Poblenou Cemetery

Our next foray into the life and history of Barcelona was a visit to the Cemetery of Poblenou (meaning new town), the oldest cemetery in Barcelona, created in 1775 by Barcelona’s Bishop Josep Climent as a solution to the lack of space and insalubrious conditions of burying the dead (often called “cadavers” instead of “bodies” in Catalan) in the parishes within the walled city.
It was completely destroyed by Napoleon’s forces in 1813 but, since Spain didn’t fall to the Emperor, the cemetery was redesigned and blessed in 1819, becoming a working cemetery once again. It was designed along egalitarian lines, with all burial chambers lined up in quiet, almost serene rows. This concept pleased the merchants and bourgeois of Barcelona, and fell in line with their commercial and political aspirations (what better to be buried beside the aristocracy?) Sadly, in 1821, the cemetery saw thousands of burials due to a cholera epidemic in Barcelona. Many were buried in common graves without a name or a date.
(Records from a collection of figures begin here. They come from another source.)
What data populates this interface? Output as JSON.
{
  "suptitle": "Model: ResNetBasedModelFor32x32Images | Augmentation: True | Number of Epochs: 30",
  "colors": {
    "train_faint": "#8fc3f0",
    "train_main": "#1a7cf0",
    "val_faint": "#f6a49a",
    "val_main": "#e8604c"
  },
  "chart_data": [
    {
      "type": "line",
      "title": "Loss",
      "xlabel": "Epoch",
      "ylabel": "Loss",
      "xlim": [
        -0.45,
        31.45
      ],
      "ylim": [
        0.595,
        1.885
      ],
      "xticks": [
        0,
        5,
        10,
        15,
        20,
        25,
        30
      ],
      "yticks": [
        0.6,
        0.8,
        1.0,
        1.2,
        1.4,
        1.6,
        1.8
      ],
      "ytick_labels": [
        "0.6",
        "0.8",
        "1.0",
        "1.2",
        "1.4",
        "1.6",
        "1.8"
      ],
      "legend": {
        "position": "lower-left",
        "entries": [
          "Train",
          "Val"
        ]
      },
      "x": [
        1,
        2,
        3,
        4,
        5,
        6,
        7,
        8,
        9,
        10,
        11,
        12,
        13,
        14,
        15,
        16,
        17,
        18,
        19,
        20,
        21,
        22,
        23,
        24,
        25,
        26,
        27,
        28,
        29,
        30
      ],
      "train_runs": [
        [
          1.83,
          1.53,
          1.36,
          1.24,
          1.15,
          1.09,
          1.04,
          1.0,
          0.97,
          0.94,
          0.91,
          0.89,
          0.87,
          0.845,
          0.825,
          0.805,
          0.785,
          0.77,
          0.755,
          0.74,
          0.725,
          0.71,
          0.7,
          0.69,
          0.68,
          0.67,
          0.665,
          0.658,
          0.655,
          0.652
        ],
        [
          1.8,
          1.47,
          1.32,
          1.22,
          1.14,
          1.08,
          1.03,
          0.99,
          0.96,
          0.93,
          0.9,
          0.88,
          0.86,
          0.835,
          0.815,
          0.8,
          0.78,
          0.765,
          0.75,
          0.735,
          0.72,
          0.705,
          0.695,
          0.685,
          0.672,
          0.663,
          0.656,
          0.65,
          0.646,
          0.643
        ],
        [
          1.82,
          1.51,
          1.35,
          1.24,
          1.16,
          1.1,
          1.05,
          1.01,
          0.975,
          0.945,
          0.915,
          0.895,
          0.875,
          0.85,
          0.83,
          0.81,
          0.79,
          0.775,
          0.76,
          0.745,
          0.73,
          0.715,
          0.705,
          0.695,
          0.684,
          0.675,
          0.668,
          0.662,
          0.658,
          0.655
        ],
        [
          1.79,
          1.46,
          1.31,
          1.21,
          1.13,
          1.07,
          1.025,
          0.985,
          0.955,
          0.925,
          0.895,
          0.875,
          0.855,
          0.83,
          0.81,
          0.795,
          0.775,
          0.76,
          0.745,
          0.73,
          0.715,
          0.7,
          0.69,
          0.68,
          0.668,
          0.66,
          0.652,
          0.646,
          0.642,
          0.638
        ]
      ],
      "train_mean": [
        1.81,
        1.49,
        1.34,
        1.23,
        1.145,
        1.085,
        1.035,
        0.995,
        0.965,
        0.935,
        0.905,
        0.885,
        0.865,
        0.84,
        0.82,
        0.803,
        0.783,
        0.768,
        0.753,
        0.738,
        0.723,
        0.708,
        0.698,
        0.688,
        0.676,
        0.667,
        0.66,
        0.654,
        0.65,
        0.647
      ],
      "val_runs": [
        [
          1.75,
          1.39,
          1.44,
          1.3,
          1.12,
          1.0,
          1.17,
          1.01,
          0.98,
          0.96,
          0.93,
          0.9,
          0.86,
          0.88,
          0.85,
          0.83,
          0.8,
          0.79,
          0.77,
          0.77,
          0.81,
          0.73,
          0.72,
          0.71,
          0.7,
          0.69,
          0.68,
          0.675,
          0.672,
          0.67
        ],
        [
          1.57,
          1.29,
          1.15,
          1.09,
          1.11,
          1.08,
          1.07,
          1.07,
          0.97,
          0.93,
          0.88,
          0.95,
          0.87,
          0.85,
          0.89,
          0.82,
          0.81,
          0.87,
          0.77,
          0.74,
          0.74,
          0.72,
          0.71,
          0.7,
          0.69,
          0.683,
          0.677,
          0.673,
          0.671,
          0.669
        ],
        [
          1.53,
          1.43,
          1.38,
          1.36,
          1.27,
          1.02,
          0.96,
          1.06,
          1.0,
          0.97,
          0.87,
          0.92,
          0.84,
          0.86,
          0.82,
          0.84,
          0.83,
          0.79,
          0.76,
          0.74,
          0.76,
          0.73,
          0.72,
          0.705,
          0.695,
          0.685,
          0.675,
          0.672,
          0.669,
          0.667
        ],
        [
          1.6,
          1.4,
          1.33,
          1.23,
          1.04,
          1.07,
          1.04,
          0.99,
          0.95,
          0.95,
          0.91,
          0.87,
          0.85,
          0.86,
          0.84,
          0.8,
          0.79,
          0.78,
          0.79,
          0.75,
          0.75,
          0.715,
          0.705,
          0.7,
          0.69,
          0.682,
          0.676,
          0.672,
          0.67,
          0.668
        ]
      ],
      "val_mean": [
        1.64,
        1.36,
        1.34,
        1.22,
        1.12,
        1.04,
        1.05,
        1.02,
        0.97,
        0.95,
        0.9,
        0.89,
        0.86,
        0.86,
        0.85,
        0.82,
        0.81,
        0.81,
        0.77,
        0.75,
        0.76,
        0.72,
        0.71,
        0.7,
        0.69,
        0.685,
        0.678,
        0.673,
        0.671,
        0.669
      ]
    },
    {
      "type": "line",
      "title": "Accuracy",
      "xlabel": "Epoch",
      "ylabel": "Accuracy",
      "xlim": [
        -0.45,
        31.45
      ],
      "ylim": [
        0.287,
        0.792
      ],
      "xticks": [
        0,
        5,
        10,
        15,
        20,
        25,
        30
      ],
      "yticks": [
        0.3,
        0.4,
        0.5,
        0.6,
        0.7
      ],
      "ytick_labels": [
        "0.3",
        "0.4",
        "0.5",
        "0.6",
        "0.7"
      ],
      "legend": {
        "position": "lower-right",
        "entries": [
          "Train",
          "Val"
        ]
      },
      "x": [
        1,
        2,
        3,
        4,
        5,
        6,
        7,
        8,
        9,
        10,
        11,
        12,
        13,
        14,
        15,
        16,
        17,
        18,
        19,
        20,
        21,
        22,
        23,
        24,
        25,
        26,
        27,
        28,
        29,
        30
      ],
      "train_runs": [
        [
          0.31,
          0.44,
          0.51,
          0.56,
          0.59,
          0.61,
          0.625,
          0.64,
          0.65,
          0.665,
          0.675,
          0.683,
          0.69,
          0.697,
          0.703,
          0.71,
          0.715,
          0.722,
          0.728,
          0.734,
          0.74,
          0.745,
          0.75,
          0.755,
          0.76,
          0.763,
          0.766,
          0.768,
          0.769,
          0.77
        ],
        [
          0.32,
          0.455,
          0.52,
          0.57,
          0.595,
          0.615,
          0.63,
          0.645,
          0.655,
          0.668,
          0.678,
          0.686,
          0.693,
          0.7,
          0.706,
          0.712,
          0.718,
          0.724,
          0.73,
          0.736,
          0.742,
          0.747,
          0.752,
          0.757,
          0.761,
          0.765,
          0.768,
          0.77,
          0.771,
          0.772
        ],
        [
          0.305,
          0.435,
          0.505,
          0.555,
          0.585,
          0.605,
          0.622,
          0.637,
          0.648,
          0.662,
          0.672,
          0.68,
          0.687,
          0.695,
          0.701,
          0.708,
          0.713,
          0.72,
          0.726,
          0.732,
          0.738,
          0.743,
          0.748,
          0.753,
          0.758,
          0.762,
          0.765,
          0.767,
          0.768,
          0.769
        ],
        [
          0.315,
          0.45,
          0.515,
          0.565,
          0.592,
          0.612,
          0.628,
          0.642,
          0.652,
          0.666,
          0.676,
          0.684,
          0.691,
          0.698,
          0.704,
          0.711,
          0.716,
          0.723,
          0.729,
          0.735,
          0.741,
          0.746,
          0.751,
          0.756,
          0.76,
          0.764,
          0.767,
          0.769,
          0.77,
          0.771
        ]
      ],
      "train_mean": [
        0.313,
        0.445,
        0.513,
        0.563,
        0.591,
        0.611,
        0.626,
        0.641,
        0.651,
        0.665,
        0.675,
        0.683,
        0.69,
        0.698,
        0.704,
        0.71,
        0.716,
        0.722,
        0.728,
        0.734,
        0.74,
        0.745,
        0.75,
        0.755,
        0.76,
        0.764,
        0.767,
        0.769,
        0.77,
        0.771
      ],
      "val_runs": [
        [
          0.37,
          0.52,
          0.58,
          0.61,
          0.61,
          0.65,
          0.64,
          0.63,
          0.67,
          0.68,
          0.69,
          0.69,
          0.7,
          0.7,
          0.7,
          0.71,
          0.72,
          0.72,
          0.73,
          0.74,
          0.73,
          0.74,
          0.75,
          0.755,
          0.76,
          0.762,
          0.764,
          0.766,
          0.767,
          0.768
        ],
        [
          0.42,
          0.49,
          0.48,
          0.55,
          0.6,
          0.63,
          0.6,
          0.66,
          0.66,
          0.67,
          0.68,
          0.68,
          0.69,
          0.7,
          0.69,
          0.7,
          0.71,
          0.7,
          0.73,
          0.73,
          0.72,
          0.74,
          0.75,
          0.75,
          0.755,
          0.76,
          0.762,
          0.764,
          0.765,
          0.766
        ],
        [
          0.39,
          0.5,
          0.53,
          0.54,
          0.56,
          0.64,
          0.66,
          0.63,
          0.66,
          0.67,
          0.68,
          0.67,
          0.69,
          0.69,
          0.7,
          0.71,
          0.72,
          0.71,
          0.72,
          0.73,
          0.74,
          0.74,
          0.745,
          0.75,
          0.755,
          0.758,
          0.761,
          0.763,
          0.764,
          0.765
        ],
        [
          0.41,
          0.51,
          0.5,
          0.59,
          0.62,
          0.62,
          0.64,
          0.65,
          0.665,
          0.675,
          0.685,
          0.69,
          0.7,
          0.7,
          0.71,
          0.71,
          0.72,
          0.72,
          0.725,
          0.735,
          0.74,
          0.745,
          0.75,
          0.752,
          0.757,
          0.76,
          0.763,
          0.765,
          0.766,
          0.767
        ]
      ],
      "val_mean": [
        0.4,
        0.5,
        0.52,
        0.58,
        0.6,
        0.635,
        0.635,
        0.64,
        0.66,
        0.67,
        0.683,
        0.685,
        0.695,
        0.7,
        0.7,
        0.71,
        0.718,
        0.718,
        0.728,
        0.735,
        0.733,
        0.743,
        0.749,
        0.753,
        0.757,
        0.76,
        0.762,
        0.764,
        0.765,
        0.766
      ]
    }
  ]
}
Throughout the years, the cemetery saw many changes and extensions. One of them in 1849 was the addition of a chapel and a pantheon, where important merchants and bourgeois could now demonstrate –even in death– their aesthetics, good taste, social standing and financial worth. The upside was that many hired renowned architects and sculptors for the construction of their mausoleums, which has given the city fine examples of their work. The downside was that not everyone had great good taste.

Because, I presume, of their lack of real estate to bury their dead, Barcelona has chosen to commemorate them in square cubicles piled four, six, and eight levels high. There are kilometres of these cubicles, set into islands with central tombs for the rich. It reminds me of our interior crematoria, although since here they don’t have the little problem of snow, they can line them up outside.
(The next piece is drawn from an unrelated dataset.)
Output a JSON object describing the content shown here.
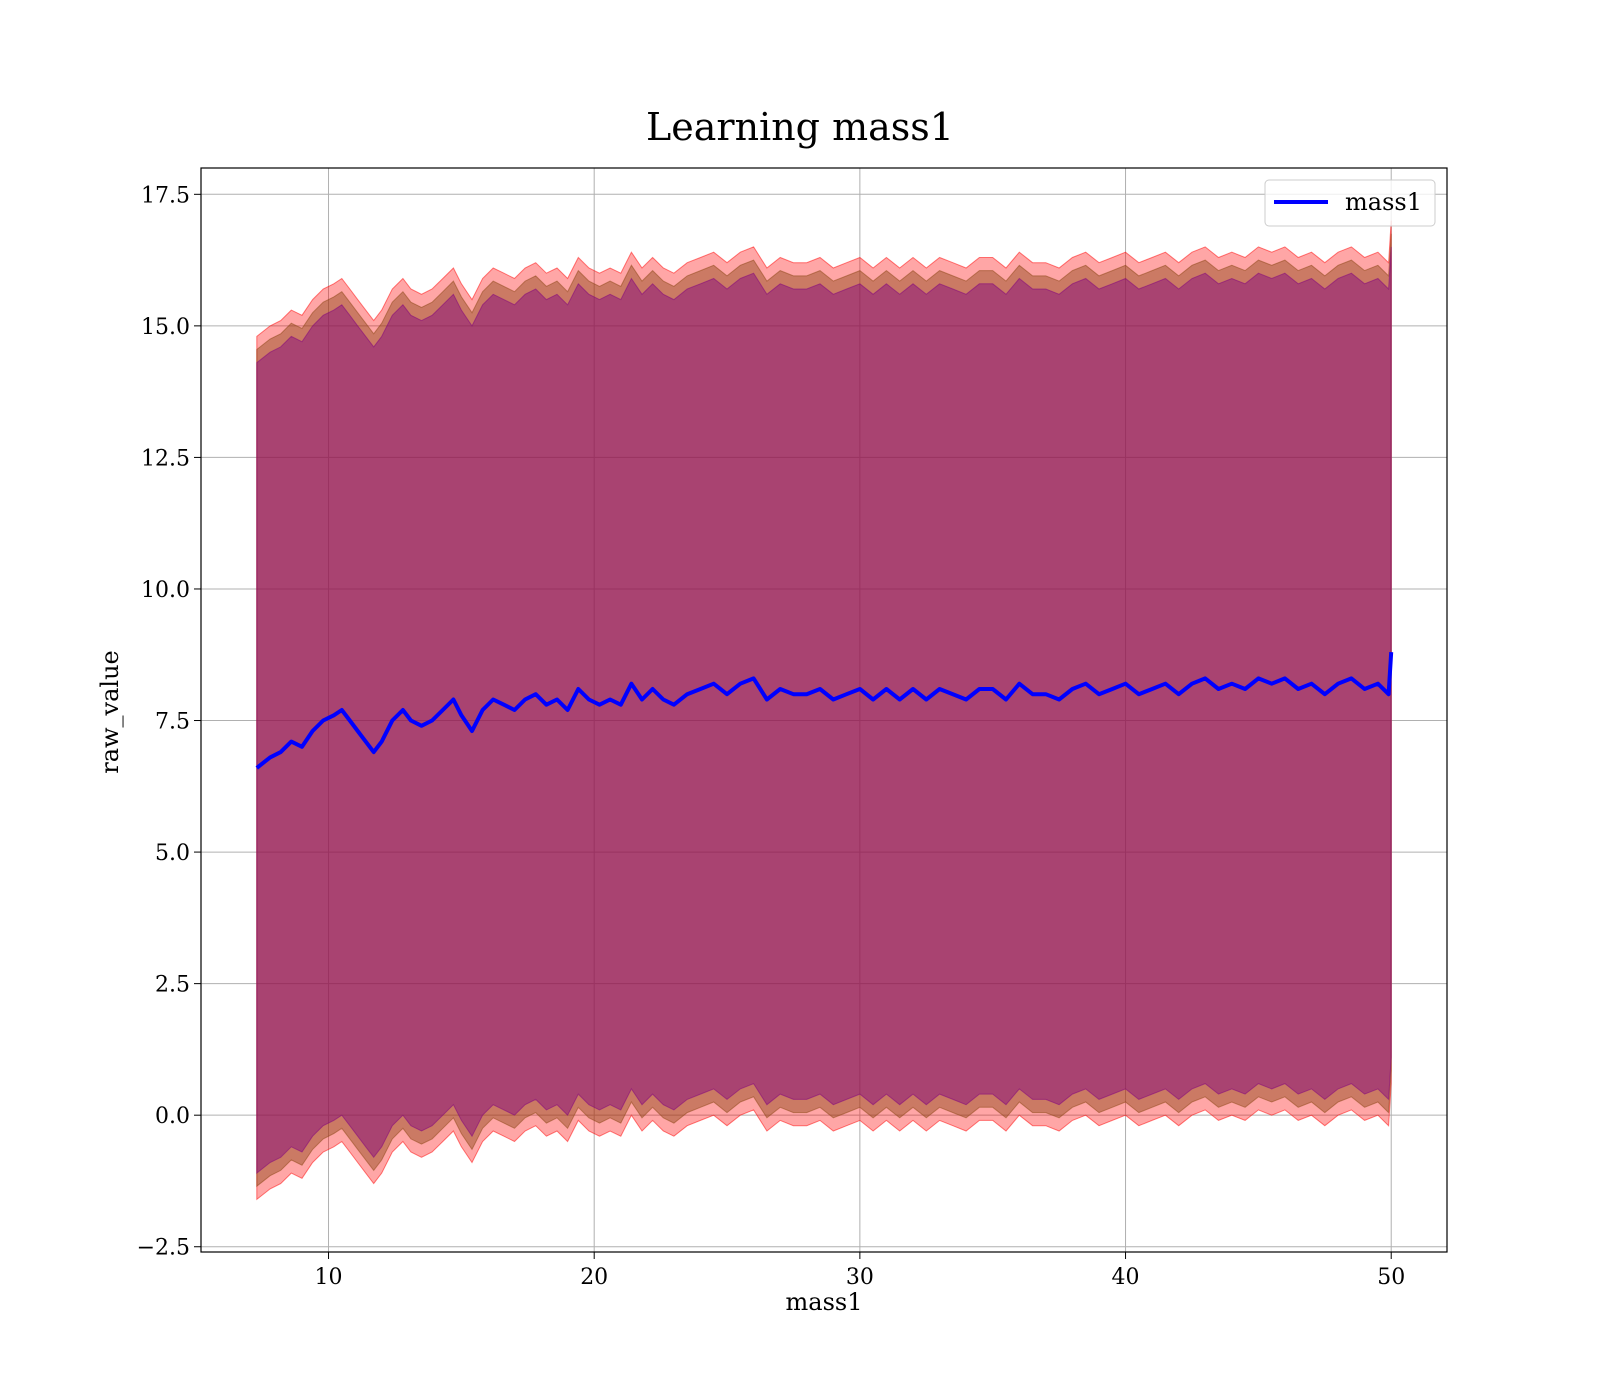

The pantheon, on the other hand, reminded me that mortals are not free of hubris, even in death. Most of the overdone mausoleums are now falling into disrepair because they no longer have people to take care of them. Does that mean that these names have been completely forgotten? One can see the irony.
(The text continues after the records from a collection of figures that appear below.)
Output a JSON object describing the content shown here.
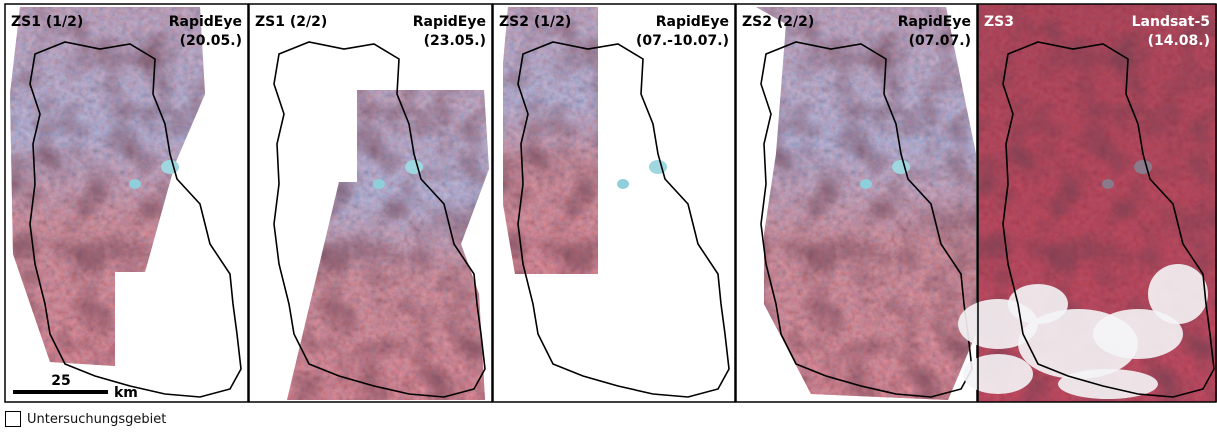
{
  "panels": [
    {
      "stage": "ZS1 (1/2)",
      "sensor": "RapidEye",
      "date": "(20.05.)"
    },
    {
      "stage": "ZS1 (2/2)",
      "sensor": "RapidEye",
      "date": "(23.05.)"
    },
    {
      "stage": "ZS2 (1/2)",
      "sensor": "RapidEye",
      "date": "(07.-10.07.)"
    },
    {
      "stage": "ZS2 (2/2)",
      "sensor": "RapidEye",
      "date": "(07.07.)"
    },
    {
      "stage": "ZS3",
      "sensor": "Landsat-5",
      "date": "(14.08.)"
    }
  ],
  "scale_bar": {
    "distance": "25",
    "unit": "km"
  },
  "legend": {
    "label": "Untersuchungsgebiet"
  }
}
Why do we visit these places where no one lives? For the eerie peace you can find nowhere else. For the love of family shown through a well-tended spot, or the heartbreaking solitude of others, where moss, weeds, and crumbled stone have taken over. For the stories of lives well-lived or for souls forgotten, but remembered for a few short moments while we read their names and the interval between their birth and their death. These places remind us we are alive and still have time to do well with the time we have.